CM5 Lite exists (no onboard eMMC storage).

Why Use CM5 Lite:

  • $20-30 cheaper per module
  • Boot from NVMe (faster than eMMC anyway)
  • More storage flexibility

Recommendation: For Turing Pi 2.5, CM5 Lite is the better choice. Use NVMe for storage.

Can I run Windows on CM5?

Windows on ARM64 is possible but not practical:

  • Windows 11 ARM64 exists
  • No official support for Raspberry Pi hardware
  • Poor driver support
  • Better to run Windows in a VM on Linux

Better Option: Use Linux + QEMU/KVM to run Windows VMs if needed.
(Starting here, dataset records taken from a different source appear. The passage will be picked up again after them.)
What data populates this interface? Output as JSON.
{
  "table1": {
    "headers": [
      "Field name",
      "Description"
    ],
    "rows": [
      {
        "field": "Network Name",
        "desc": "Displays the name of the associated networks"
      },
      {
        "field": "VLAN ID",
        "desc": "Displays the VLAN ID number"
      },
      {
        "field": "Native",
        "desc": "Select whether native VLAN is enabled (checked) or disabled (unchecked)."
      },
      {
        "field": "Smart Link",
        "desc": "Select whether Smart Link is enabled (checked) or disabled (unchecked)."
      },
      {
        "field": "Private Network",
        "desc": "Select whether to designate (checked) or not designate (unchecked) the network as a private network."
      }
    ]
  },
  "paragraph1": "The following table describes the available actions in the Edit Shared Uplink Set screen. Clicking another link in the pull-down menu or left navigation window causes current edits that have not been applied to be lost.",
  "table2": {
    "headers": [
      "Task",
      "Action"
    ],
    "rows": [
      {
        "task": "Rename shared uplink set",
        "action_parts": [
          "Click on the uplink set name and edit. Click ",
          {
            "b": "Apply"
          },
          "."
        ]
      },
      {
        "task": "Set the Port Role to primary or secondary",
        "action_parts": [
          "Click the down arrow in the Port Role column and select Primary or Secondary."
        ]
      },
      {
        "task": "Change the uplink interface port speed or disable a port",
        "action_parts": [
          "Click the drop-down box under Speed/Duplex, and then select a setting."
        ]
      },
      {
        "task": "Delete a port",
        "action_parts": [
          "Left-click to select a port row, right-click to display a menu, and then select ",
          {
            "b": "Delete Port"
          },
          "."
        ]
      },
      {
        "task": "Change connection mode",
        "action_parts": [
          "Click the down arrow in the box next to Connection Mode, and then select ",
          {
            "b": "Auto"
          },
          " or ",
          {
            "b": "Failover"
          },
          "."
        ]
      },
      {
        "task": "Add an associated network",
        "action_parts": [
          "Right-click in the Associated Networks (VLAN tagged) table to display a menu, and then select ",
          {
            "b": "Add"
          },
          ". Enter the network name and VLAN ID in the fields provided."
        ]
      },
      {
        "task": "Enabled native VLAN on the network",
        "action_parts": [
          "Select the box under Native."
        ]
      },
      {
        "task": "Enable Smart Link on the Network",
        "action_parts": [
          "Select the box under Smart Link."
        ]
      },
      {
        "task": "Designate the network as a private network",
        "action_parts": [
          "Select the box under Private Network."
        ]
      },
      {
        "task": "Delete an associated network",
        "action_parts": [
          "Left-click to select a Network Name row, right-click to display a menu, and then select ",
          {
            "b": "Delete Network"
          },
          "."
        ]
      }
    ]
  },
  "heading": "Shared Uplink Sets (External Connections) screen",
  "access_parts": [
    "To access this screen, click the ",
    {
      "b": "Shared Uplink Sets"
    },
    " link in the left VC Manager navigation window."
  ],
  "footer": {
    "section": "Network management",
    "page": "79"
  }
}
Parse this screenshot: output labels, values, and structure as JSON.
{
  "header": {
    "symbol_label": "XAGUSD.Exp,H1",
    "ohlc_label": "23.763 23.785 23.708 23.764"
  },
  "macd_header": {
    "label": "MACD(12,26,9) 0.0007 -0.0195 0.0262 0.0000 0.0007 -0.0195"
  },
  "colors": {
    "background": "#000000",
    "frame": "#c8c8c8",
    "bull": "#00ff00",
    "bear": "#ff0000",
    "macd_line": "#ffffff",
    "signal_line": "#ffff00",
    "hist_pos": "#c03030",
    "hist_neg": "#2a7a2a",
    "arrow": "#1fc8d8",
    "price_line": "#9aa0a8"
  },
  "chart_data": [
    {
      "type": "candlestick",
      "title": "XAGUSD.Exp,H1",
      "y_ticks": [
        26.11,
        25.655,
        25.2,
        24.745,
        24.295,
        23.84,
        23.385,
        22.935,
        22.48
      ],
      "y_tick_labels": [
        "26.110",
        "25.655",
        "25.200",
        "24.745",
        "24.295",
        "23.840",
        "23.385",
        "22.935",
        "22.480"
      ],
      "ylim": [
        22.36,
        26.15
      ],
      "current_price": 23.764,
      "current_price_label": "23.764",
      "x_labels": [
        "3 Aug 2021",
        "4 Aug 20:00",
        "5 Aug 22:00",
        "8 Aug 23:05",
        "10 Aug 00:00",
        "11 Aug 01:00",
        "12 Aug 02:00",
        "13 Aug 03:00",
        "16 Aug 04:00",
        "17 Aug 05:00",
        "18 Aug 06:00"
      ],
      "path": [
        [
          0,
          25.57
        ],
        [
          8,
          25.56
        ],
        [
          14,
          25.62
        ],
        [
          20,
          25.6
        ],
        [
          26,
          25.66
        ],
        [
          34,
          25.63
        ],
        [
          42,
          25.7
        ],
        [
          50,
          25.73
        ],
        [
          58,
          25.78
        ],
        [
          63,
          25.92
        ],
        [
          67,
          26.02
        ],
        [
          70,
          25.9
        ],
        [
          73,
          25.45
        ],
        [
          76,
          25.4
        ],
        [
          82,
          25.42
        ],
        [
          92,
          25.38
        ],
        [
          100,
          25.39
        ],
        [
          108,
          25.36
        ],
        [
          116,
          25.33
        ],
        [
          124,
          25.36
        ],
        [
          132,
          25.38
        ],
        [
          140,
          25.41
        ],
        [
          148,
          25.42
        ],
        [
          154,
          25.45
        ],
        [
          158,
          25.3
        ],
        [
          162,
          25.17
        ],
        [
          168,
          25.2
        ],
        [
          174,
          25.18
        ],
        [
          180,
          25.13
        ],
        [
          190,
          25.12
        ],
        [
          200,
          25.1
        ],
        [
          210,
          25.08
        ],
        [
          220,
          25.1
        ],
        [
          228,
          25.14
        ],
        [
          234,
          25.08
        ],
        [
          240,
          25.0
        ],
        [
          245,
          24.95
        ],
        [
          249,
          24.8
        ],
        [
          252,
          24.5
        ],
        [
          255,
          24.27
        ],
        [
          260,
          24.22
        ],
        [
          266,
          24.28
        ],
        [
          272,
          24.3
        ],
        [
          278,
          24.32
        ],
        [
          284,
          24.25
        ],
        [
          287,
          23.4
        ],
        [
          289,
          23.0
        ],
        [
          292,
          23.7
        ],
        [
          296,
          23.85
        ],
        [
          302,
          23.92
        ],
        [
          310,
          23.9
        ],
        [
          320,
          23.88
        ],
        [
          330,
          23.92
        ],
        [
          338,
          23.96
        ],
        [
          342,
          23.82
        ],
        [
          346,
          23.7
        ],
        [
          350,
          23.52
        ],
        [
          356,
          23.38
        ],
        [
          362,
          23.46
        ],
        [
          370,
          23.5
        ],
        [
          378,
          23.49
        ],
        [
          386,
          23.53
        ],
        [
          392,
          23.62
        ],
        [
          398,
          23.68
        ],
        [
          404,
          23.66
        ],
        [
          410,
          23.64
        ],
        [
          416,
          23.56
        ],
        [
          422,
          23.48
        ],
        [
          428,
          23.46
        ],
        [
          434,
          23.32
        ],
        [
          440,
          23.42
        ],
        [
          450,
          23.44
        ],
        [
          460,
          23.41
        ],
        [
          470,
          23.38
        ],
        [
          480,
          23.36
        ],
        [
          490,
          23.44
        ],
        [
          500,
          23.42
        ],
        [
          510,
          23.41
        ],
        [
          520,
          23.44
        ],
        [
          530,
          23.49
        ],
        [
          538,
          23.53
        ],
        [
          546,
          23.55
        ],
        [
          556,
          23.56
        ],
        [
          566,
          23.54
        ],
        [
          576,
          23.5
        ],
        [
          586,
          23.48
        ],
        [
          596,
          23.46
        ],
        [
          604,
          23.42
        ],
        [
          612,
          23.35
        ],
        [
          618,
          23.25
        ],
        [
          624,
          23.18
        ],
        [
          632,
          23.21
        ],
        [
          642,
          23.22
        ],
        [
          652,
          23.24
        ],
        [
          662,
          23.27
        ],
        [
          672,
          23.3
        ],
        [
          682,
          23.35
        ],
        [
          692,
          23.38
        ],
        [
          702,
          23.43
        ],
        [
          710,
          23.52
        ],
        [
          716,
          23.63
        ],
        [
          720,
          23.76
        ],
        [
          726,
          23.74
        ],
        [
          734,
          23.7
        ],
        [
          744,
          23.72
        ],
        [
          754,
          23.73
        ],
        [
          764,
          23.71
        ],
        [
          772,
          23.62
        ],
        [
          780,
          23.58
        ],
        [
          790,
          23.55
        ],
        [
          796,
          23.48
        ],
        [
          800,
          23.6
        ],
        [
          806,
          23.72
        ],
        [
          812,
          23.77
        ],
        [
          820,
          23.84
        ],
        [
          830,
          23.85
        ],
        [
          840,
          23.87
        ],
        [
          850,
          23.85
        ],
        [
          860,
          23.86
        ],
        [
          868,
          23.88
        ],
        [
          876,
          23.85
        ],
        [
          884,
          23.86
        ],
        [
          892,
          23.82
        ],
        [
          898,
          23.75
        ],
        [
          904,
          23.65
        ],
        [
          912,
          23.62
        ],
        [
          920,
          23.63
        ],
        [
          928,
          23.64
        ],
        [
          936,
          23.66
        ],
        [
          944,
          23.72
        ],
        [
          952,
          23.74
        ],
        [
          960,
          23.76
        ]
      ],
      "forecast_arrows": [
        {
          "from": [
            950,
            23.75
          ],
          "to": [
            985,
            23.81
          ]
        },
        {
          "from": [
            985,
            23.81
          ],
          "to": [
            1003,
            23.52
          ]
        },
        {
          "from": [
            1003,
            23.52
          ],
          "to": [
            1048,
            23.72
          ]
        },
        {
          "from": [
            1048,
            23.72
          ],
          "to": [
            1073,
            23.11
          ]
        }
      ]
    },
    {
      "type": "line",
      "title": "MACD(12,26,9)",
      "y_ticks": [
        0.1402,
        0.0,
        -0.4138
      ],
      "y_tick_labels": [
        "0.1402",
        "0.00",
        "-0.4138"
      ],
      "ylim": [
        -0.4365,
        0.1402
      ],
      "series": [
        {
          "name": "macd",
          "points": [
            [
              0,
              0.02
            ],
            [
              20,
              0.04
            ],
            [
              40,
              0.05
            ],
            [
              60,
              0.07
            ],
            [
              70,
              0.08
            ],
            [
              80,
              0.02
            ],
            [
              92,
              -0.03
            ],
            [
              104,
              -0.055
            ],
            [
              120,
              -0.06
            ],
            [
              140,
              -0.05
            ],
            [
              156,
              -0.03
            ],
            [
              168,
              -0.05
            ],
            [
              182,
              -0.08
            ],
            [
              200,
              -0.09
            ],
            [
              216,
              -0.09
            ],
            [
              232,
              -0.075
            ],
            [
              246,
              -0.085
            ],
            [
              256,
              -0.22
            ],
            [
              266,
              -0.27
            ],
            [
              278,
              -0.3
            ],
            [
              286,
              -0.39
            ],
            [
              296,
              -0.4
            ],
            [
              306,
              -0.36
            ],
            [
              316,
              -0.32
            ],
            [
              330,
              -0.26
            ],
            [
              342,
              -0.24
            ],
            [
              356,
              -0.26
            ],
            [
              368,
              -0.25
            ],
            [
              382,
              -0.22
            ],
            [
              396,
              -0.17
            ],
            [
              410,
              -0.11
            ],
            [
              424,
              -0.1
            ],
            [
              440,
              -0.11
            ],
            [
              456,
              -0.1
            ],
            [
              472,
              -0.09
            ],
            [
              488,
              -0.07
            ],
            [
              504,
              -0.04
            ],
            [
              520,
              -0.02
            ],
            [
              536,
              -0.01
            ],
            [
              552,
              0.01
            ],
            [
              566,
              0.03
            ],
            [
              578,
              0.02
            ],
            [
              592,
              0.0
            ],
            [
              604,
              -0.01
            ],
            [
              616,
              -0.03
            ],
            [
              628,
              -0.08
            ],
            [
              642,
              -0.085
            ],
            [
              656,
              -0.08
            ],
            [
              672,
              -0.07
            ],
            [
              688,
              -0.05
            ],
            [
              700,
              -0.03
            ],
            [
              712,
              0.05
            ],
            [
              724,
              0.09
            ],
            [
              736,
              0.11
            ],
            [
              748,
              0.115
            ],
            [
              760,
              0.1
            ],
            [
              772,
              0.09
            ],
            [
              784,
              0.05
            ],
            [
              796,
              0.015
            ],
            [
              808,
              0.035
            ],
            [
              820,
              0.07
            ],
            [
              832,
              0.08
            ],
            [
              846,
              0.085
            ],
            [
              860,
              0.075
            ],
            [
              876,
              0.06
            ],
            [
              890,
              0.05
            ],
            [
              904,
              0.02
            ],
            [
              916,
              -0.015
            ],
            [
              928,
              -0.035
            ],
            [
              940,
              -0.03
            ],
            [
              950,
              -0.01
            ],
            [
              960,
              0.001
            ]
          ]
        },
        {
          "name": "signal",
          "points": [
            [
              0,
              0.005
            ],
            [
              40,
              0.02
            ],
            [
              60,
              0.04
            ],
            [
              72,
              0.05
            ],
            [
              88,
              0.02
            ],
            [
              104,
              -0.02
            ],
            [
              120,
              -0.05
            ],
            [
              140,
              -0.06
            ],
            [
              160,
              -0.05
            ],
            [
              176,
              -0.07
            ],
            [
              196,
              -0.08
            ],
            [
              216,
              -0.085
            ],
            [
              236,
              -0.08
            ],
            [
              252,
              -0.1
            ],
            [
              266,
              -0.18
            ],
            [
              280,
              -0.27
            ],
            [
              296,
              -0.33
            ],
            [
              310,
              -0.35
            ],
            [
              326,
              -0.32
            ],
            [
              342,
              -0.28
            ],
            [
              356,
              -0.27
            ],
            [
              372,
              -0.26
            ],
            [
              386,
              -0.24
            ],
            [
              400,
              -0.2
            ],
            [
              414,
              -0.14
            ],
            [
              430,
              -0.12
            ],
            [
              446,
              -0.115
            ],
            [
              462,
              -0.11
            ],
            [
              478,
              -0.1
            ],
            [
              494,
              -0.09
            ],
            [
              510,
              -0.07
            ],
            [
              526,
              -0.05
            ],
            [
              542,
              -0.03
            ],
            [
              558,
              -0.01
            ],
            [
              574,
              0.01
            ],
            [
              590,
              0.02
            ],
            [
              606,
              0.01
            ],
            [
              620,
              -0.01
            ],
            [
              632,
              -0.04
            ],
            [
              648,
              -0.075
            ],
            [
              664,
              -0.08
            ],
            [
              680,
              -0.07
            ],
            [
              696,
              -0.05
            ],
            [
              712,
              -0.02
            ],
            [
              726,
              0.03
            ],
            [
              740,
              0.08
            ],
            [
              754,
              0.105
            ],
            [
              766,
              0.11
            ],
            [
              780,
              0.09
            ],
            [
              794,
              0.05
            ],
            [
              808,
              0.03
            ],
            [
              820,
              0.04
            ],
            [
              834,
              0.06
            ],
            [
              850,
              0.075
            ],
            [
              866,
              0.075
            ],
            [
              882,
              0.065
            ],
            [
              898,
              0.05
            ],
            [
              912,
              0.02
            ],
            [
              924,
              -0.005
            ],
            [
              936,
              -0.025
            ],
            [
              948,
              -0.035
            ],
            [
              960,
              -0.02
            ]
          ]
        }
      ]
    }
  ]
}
Do I need cooling for CM5 modules?

Passive cooling is sufficient for most workloads.

Turing Pi 2.5 includes:

  • Heatsink mounting for each module
  • Case fan mounts (40mm or 80mm)

When You Need Active Cooling:

  • Sustained 100% CPU load (compiling, transcoding)
  • Ambient temperature >25°C
  • Running at 2.4GHz continuously

Simple Test:

# Monitor temperature
watch -n 1 'vcgencmd measure_temp'

# Throttling starts at 80°C
# Add fan if you hit 75°C+ under normal load

Conclusion: Which Should You Choose?

TL;DR Decision Matrix

Your SituationRecommendation
First Raspberry Pi, learning LinuxBuy 1x Pi 5 board
Learning Kubernetes, budget <$500Buy 2-3x Pi 5 boards
Running 3-5 services, want HATuring Pi 2.5 + 4x CM5 8GB
Production home lab, 10+ servicesTuring Pi 2.5 + 2x CM5 16GB + 2x CM5 8GB
AI/ML, heavy transcodingTuring Pi 2.5 + 4x CM5 16GB
Maximum performance, budget >$1.5kTuring Pi 2.5 + 2x CM5 16GB + 2x RK1 32GB

Start Small, Scale Smart

You don’t need to go all-in immediately:

Phase 1 ($80): Buy 1x Pi 5 board

  • Learn Linux, Docker, Kubernetes basics
  • Run single services
  • Figure out what you actually need

Phase 2 ($300): Add 2-3 more Pi 5 boards

  • Build a makeshift cluster
  • Experience the pain of cable management
  • Realize you want something better

Phase 3 ($900): Migrate to Turing Pi 2.5 + CM5

  • Keep Pi 5 boards for dev/testing
  • Deploy production to CM5 cluster
  • Never look back

Hardware Purchasing Guide

Where to Buy CM5 Modules

Official Sources:

  • Raspberry Pi Approved Resellers: rpilocator.com
  • CanaKit (US): Often has stock
  • Pimoroni (UK): Fast shipping to Europe
  • Adafruit (US): Reliable, good support

Price Watch (2025 estimates):

  • CM5 8GB: $75-85
  • CM5 16GB: $100-115
  • Expect stock shortages at launch

Budget (256GB, $30 each):

  • WD Blue SN570
  • Crucial P3

Balanced (512GB, $40-50 each):

  • Samsung 980
  • WD Blue SN580

Performance (1TB, $70-80 each):

  • Samsung 990 Pro
  • WD Black SN850X

Note: Avoid QLC drives (cheap, wear out quickly). Stick to TLC.

Ready to build? Start with the Home Lab Standard configuration (4x CM5 8GB) and scale from there. You won’t regret it.